In 1789 during his first year as the unanimously elected First President, Washington decided he would visit each state to determine their feelings about the new United States as a nation; and traveled to New England from New York City through Connecticut to New Hampshire. He completed his mission with a Southern Tour in 1791.
During a pandemic, as we mark the 245th anniversary of Patriots’ Day and the 230th anniversary of Washington’s 1790 tour of Long Island, let us remember the future First President was said to have been seen on his knees at Valley Forge praying as the American army, outnumbered by the enemy, starved, froze and faced the scourge of smallpox, a devastating virus that thinned the ranks of his army and put Boston into lockdown.
Facing a situation akin to what we face today, Washington established isolation hospitals in New York to control the epidemic – while the ‘cordon sanitaire’ that worked in Europe against the plague was reinstated in North America to control the smallpox virus.
During the British occupation of New York, nearly 11,000 American patriots died on British prison ships in Wallabout Bay near the present Brooklyn Navy Yard, many succumbing to the disease. These ‘martyrs’ included the woman who historian Morton Pennypacker believed to be the mother of Robert Townsend’s son. It is a staggering number brought home by this past month’s coronavirus losses.
Historic preservation is important: it reminds us that others, too, have faced crises, and that there were many challenges to overcome to win the American Revolution.

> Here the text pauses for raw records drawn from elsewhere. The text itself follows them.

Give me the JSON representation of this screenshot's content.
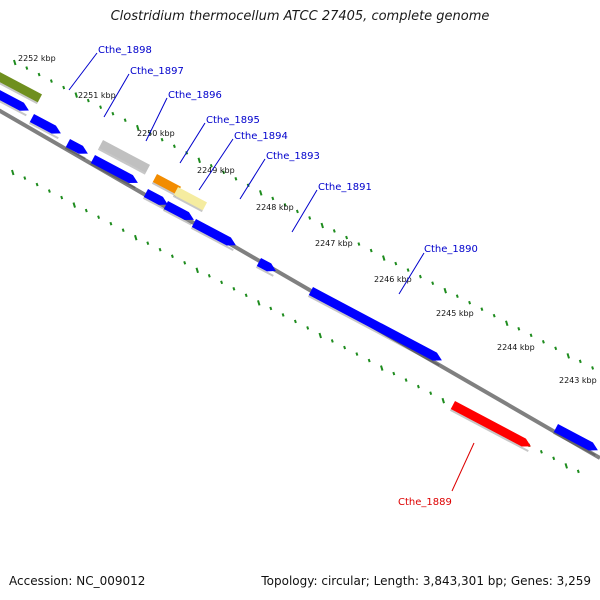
{
  "title": "Clostridium thermocellum ATCC 27405, complete genome",
  "footer": {
    "accession": "Accession: NC_009012",
    "stats": "Topology: circular; Length: 3,843,301 bp; Genes: 3,259"
  },
  "colors": {
    "background": "#ffffff",
    "backbone": "#808080",
    "tick": "#1e8c1e",
    "forward_gene": "#0000ff",
    "highlight_gene": "#ff0000",
    "gene_label": "#0000cc",
    "highlight_label": "#dd0000",
    "orange_feature": "#f28c00",
    "yellow_feature": "#f5eca0",
    "olive_feature": "#6f8f1e",
    "grey_feature": "#c0c0c0"
  },
  "ruler": {
    "unit": "kbp",
    "labels": [
      "2252 kbp",
      "2251 kbp",
      "2250 kbp",
      "2249 kbp",
      "2248 kbp",
      "2247 kbp",
      "2246 kbp",
      "2245 kbp",
      "2244 kbp",
      "2243 kbp"
    ]
  },
  "genes": [
    {
      "label": "Cthe_1898",
      "highlight": false
    },
    {
      "label": "Cthe_1897",
      "highlight": false
    },
    {
      "label": "Cthe_1896",
      "highlight": false
    },
    {
      "label": "Cthe_1895",
      "highlight": false
    },
    {
      "label": "Cthe_1894",
      "highlight": false
    },
    {
      "label": "Cthe_1893",
      "highlight": false
    },
    {
      "label": "Cthe_1891",
      "highlight": false
    },
    {
      "label": "Cthe_1890",
      "highlight": false
    },
    {
      "label": "Cthe_1889",
      "highlight": true
    }
  ]
}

About the author: Independent Historian Corey Geske of Smithtown proposed a National Register Historic District for downtown Smithtown in early 2017, prepared the report resulting in the Smithtown Bull being determined Eligible for the NR (2018) and wrote the successful nomination for recent listing on the National Register of Historic Places of the Byzantine Catholic Church of the Resurrection (1929) designed by Henry J. McGill and Talbot F. Hamlin, and its Rectory, the former Fred and Annie Wagner Residence (1912) designed by Gustav Stickley.